As vantagens são evidentes. Os custos — em planeamento estratégico, coordenação e recursos antecipados — também o são. A comunicação proativa exige uma visão clara do calendário desportivo, um conhecimento aprofundado da propriedade e cenários de resposta elaborados com antecedaância. É um investimento significativo de tempo e competência. E é aqui que o papel de uma agência de marketing desportivo se torna determinante: conhecer classificações, formatos de corrida e probabilidades estatísticas não é uma atividade secundária — é a base operacional de qualquer plano de ativação eficaz.

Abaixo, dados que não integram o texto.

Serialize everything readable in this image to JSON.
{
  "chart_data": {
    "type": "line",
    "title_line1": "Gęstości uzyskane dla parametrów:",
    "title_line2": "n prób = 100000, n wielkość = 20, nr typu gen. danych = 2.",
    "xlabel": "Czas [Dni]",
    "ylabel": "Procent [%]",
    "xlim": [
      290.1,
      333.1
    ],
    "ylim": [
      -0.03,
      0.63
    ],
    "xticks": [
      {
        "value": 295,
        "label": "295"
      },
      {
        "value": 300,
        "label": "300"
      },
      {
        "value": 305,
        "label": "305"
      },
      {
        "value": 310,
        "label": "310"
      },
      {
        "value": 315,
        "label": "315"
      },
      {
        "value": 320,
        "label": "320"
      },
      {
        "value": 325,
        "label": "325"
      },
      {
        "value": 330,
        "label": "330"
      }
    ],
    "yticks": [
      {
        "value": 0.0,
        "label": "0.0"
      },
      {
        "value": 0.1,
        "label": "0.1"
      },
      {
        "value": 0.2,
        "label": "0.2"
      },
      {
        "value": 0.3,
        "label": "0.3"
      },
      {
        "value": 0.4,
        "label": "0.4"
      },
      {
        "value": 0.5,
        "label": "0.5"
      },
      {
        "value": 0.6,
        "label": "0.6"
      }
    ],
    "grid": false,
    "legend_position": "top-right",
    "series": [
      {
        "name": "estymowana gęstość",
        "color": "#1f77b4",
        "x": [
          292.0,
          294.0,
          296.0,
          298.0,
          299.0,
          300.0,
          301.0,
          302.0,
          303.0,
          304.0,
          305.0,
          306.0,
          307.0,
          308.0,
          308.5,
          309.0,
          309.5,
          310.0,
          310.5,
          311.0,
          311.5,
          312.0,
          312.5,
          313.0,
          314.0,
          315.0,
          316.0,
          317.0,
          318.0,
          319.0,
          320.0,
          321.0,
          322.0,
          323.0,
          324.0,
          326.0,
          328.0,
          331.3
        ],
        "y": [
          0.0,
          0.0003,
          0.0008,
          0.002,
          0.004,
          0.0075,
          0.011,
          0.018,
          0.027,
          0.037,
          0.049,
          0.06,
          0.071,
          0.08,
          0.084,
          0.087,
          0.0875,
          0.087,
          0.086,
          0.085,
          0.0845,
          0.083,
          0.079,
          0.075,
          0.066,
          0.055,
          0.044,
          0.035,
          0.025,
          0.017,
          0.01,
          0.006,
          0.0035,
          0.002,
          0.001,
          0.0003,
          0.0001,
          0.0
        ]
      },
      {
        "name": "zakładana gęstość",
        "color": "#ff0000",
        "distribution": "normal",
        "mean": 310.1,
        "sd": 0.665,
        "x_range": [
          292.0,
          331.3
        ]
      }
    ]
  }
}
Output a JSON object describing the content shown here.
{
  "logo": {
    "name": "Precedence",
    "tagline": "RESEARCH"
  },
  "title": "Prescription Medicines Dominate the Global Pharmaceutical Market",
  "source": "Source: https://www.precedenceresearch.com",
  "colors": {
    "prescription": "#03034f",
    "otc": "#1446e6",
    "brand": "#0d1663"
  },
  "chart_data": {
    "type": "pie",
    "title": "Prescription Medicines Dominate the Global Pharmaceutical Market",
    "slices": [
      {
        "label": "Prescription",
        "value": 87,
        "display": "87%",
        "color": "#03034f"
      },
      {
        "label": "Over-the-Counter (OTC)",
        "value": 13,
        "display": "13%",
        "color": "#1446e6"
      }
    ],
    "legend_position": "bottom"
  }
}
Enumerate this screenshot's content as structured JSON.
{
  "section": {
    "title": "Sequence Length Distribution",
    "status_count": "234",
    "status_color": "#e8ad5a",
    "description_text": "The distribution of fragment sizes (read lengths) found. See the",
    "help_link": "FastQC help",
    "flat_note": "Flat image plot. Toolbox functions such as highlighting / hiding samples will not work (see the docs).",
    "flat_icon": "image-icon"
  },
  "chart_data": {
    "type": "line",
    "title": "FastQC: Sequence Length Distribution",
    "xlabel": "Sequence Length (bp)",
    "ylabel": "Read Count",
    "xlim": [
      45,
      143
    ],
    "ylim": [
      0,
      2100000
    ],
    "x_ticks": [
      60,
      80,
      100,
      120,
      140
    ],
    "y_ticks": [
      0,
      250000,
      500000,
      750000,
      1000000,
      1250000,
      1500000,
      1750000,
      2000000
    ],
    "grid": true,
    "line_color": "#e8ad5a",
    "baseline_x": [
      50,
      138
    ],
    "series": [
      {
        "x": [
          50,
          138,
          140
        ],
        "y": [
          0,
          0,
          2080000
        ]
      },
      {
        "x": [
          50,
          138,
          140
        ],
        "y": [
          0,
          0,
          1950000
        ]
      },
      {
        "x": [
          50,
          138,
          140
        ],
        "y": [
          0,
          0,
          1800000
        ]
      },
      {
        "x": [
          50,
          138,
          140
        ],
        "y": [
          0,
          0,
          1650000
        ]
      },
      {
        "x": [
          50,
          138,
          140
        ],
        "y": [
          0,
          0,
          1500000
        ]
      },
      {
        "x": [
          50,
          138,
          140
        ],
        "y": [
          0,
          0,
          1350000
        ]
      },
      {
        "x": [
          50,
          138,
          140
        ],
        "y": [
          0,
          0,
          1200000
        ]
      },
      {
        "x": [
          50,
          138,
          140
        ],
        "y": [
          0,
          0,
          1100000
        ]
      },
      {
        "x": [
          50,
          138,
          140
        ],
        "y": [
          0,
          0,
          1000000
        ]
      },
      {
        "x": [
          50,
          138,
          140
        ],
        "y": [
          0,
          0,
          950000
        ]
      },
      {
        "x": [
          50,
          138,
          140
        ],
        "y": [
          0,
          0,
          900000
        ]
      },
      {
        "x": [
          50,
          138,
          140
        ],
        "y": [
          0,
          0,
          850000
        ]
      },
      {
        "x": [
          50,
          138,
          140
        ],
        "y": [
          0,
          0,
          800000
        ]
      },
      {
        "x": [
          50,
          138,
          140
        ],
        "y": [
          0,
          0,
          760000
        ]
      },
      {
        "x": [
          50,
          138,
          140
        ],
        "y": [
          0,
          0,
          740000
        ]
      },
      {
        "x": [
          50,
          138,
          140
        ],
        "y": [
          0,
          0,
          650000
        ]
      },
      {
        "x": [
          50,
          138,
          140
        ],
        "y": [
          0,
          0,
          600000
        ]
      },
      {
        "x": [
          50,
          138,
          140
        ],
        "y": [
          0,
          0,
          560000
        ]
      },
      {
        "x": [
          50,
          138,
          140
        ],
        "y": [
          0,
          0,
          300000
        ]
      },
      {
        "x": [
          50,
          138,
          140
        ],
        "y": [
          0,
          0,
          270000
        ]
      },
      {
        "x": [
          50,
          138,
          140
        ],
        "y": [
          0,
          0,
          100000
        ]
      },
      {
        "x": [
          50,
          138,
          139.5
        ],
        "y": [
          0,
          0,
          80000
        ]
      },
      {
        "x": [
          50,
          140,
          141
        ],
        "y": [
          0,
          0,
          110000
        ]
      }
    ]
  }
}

A ativação digital em 2024-2025: novas regras, as mesmas prioridades
O panorama dos canais digitais intensificou a pressão sobre ambas as abordagens. Uma vitória na MotoGP gera hoje conteúdo orgânico durante semanas: Reels dos pilotos, posts das equipas, threads dos fãs, análises das publicações especializadas. Um patrocinador que não gere este ecossistema não desaparece — mas deixa que outros contem a história no seu lugar.
As brand activations mais eficazes de 2024 combinaram as duas abordagens: conteúdo long-form preparado com antecedência — entrevistas, bastidores, mini-documentários — publicado ao longo de semanas, combinado com respostas rápidas e nativas ao contexto: um Reel montado no próprio dia, uma Story publicada a quente, um post que retoma a linguagem dos fãs. Reativo no ritmo, proativo na estrutura subjacente.
Esta é, no fundo, a síntese mais útil para quem gere um programa de patocínio: a distinção entre reativo e proativo não é uma escolha exclusiva — é uma tensão a manter em equilíbrio. E esse equilíbrio, bem gerido, é o que transforma um patocínio de um logótipo num veículo numa ferramenta de marketing que produz resultados mensuráveis. Algo que patrocinadores e agências hoje não podem mais ignorar.